There are those who argue that Nintendo is behind the times in a few fundamental ways. They argue that the company has failed to embrace the sort of community building that you see on Xbox Live and PlayStation Network. They also point to the company’s relative absence from the mobile gaming market while console-making competitors Microsoft and Sony, not to mention just about every game publisher you can think of, has taken steps in that direction. Nintendo president Satoru Iwata defended the company’s attitude toward social media during a recent Q&A with investors.

“The keyword ‘social’ has rapidly become very popular in these last two years and some say that Nintendo may be behind the social age,” he began, according to Gamasutra. “They might mean that Nintendo, uninterested in so-called social games from a business standpoint, fails to ride on the boom of social games.”
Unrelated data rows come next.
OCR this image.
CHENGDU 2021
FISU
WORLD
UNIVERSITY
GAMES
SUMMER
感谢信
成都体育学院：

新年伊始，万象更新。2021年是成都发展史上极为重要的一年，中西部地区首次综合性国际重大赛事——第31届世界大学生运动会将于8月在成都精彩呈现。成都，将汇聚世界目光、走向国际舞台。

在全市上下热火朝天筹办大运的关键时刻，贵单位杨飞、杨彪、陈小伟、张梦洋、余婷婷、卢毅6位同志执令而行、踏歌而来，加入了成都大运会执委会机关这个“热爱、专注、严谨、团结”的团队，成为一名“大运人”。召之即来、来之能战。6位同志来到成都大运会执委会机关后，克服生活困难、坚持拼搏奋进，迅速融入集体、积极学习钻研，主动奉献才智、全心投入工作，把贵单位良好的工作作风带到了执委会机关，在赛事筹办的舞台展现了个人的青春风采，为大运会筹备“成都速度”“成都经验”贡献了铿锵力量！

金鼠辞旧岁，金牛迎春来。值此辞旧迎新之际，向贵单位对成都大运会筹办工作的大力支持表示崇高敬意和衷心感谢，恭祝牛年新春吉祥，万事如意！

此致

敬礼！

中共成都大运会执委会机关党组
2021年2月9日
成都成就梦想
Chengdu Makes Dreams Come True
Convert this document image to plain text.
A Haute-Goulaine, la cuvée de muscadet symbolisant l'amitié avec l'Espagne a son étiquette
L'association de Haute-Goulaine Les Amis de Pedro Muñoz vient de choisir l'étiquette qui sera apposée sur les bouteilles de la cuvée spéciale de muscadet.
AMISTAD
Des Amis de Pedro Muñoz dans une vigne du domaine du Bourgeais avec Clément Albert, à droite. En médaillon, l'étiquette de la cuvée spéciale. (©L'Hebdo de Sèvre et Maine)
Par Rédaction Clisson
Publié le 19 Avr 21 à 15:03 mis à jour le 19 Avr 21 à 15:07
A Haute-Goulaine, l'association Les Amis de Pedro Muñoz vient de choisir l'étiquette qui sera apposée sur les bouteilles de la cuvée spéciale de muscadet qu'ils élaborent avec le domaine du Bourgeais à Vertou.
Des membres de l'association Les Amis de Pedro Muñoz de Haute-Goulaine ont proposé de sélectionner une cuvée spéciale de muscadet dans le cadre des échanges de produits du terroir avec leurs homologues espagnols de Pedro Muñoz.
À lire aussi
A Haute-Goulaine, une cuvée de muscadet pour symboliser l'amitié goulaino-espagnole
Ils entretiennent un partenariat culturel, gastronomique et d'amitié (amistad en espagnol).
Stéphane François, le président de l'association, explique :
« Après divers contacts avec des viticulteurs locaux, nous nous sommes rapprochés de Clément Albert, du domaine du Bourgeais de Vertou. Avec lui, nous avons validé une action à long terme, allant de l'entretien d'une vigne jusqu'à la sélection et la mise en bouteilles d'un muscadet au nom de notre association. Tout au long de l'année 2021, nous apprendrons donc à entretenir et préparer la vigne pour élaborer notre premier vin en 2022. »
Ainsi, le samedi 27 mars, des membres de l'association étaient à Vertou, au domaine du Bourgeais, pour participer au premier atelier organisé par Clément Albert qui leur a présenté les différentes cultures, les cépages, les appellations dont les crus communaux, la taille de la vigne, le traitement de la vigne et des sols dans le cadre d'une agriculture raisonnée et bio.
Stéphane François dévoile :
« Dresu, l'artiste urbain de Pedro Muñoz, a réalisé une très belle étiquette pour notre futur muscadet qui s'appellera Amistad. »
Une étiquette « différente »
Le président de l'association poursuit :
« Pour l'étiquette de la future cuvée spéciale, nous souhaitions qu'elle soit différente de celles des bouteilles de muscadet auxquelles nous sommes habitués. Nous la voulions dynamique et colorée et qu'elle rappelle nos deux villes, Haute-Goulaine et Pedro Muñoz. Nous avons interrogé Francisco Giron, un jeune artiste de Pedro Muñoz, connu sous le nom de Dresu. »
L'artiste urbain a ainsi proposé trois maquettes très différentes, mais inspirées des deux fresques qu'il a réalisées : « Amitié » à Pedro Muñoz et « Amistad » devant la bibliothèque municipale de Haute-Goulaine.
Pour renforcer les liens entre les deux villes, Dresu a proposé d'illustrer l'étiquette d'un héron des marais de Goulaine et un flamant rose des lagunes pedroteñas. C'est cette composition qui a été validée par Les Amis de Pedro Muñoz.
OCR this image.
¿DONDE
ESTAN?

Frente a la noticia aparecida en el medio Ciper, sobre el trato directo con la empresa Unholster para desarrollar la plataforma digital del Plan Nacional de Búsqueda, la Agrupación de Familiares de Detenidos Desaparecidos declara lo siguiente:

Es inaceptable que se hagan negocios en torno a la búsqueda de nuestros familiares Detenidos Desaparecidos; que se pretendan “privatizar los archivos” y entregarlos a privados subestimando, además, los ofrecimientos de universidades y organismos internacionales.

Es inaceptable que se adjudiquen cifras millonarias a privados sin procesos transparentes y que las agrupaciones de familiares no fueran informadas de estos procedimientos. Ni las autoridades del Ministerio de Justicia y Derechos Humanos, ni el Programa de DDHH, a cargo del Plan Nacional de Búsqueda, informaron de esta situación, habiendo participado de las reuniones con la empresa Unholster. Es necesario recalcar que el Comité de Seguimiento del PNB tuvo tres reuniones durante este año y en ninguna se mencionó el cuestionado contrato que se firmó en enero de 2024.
Iwata disagrees, arguing that “Nintendo has been a company attaching a high value to human relationships for a long time.” He points to the company’s roots selling playing cards as an example of how far back that awareness goes. He acknowledges the changes wrought by the arrival of the Internet and the social media tools it offers, but goes on to say that “I think that there has been no best answer yet to the relationship between a real network and a virtual network.”

“The big theme for us is to provide new and fascinating human relationships composed of various networks, a real network with those close to you, a virtual network with those distant from you, and networks beyond description created by your experiences of sharing the same place with someone or of visiting certain places and specifically provided by SpotPass and StreetPass.”

Personally, I think Nintendo has done a fine job connecting people socially in the flesh as well as creating “networks beyond description” with gamified 3DS features like SpotPass and StreetPass. Virtual network though… sorry, no. Wii Friend Codes are a testament to how behind the curve Nintendo continues to be in that arena. There’s an argument for the company’s stated goal of keeping things safe and free from antagonism — anyone who’s heard racist slurs on XBL or PSN can appreciate that — but the tradeoff Nintendo has made in supporting an obtusely designed online network is not the answer either.